Homeobox A10 (HOXA10) has been implicated critical for the promotion of carcinogenesis, but the underlying mechanism between HOXA10 and malignant gastric cancer (GC) phenotype remains elusive. In the present study, we analyzed and validated that HOXA10 and BCL2 expressions were elevated both at the mRNA and protein levels in GC tissues. Upregulated HOXA10 promoted GC cell proliferation with reduced apoptosis in vitro and accelerated GC tumor growth in vivo.

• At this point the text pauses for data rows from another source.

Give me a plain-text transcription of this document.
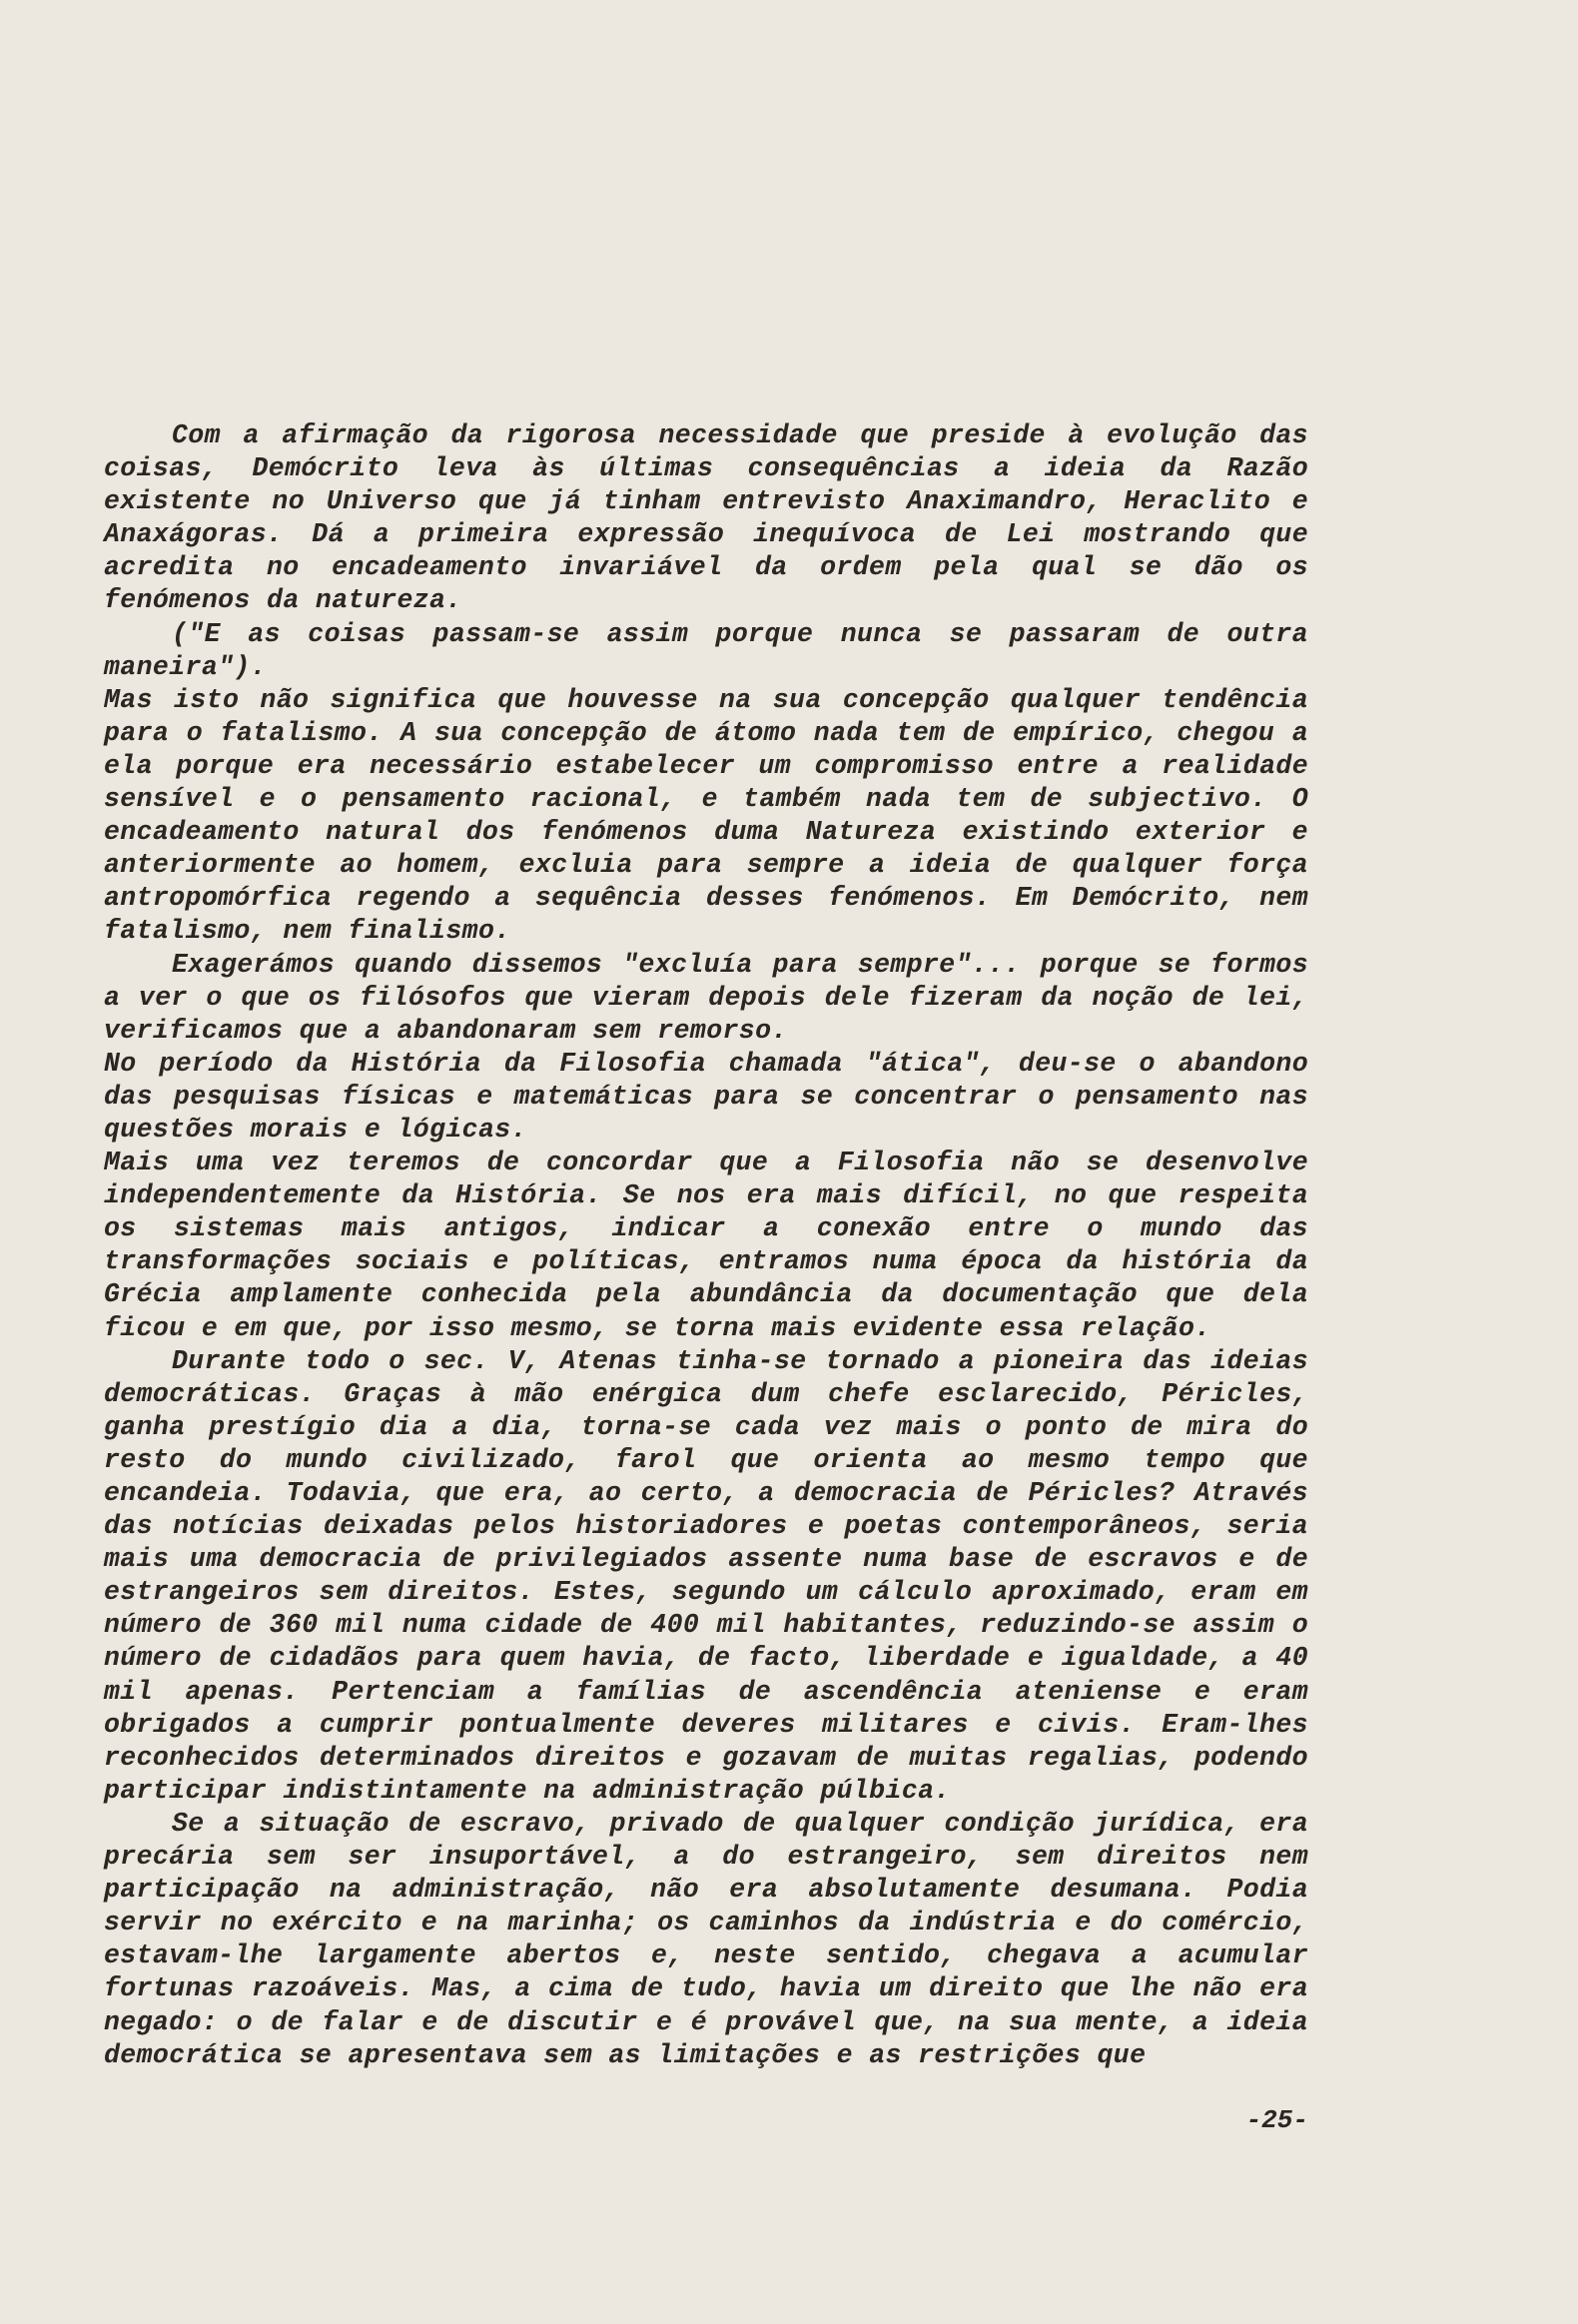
Com a afirmação da rigorosa necessidade que preside à evolução das coisas, Demócrito leva às últimas consequências a ideia da Razão existente no Universo que já tinham entrevisto Anaximandro, Heraclito e Anaxágoras. Dá a primeira expressão inequívoca de Lei mostrando que acredita no encadeamento invariável da ordem pela qual se dão os fenómenos da natureza.

("E as coisas passam-se assim porque nunca se passaram de outra maneira").

Mas isto não significa que houvesse na sua concepção qualquer tendência para o fatalismo. A sua concepção de átomo nada tem de empírico, chegou a ela porque era necessário estabelecer um compromisso entre a realidade sensível e o pensamento racional, e também nada tem de subjectivo. O encadeamento natural dos fenómenos duma Natureza existindo exterior e anteriormente ao homem, excluia para sempre a ideia de qualquer força antropomórfica regendo a sequência desses fenómenos. Em Demócrito, nem fatalismo, nem finalismo.

Exagerámos quando dissemos "excluía para sempre"... porque se formos a ver o que os filósofos que vieram depois dele fizeram da noção de lei, verificamos que a abandonaram sem remorso.

No período da História da Filosofia chamada "ática", deu-se o abandono das pesquisas físicas e matemáticas para se concentrar o pensamento nas questões morais e lógicas.

Mais uma vez teremos de concordar que a Filosofia não se desenvolve independentemente da História. Se nos era mais difícil, no que respeita os sistemas mais antigos, indicar a conexão entre o mundo das transformações sociais e políticas, entramos numa época da história da Grécia amplamente conhecida pela abundância da documentação que dela ficou e em que, por isso mesmo, se torna mais evidente essa relação.

Durante todo o sec. V, Atenas tinha-se tornado a pioneira das ideias democráticas. Graças à mão enérgica dum chefe esclarecido, Péricles, ganha prestígio dia a dia, torna-se cada vez mais o ponto de mira do resto do mundo civilizado, farol que orienta ao mesmo tempo que encandeia. Todavia, que era, ao certo, a democracia de Péricles? Através das notícias deixadas pelos historiadores e poetas contemporâneos, seria mais uma democracia de privilegiados assente numa base de escravos e de estrangeiros sem direitos. Estes, segundo um cálculo aproximado, eram em número de 360 mil numa cidade de 400 mil habitantes, reduzindo-se assim o número de cidadãos para quem havia, de facto, liberdade e igualdade, a 40 mil apenas. Pertenciam a famílias de ascendência ateniense e eram obrigados a cumprir pontualmente deveres militares e civis. Eram-lhes reconhecidos determinados direitos e gozavam de muitas regalias, podendo participar indistintamente na administração púlbica.

Se a situação de escravo, privado de qualquer condição jurídica, era precária sem ser insuportável, a do estrangeiro, sem direitos nem participação na administração, não era absolutamente desumana. Podia servir no exército e na marinha; os caminhos da indústria e do comércio, estavam-lhe largamente abertos e, neste sentido, chegava a acumular fortunas razoáveis. Mas, a cima de tudo, havia um direito que lhe não era negado: o de falar e de discutir e é provável que, na sua mente, a ideia democrática se apresentava sem as limitações e as restrições que

-25-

Bioinformatics analysis and quantitative real‐time polymerase chain reaction (qRT‐PCR) experiment inferred that HOXA10 might upregulate the expression of BCL2. By performing western blot, chromatin immunoprecipitation and quantitative PCR (ChIP‐qPCR), and rescue experiment, we found that HOXA10 might bind to BCL2 promoter region, induce its expression, and thus inhibit intrinsic apoptosis pathway. Moreover, higher expression of HOXA10 and BCL2 predicted poor overall survival (OS) in GC patients. In summary, our study indicated that HOXA10 was upregulated in GC, and that HOXA10 might promote cell proliferation by elevating BCL2 expression and inhibiting apoptosis. In summary, we demonstrated that expression of HOXA10 and BCL2 was significantly upregulated in gastric cancer (GC) tissues. HOXA10 overexpression promoted GC cell proliferation, enhanced tumor growth, and inhibited apoptosis. Through bioinformatics analysis, western blot, chromatin immunoprecipitation and quantitative PCR (ChIP‐qPCR), and the rescue experiment, we found that HOXA10 might upregulate the expression of BCL2 via binding to the BCL2 promoter region. All these findings suggested that HOXA10 might promote GC cell proliferation by upregulating BCL2 expression and inhibiting apoptosis.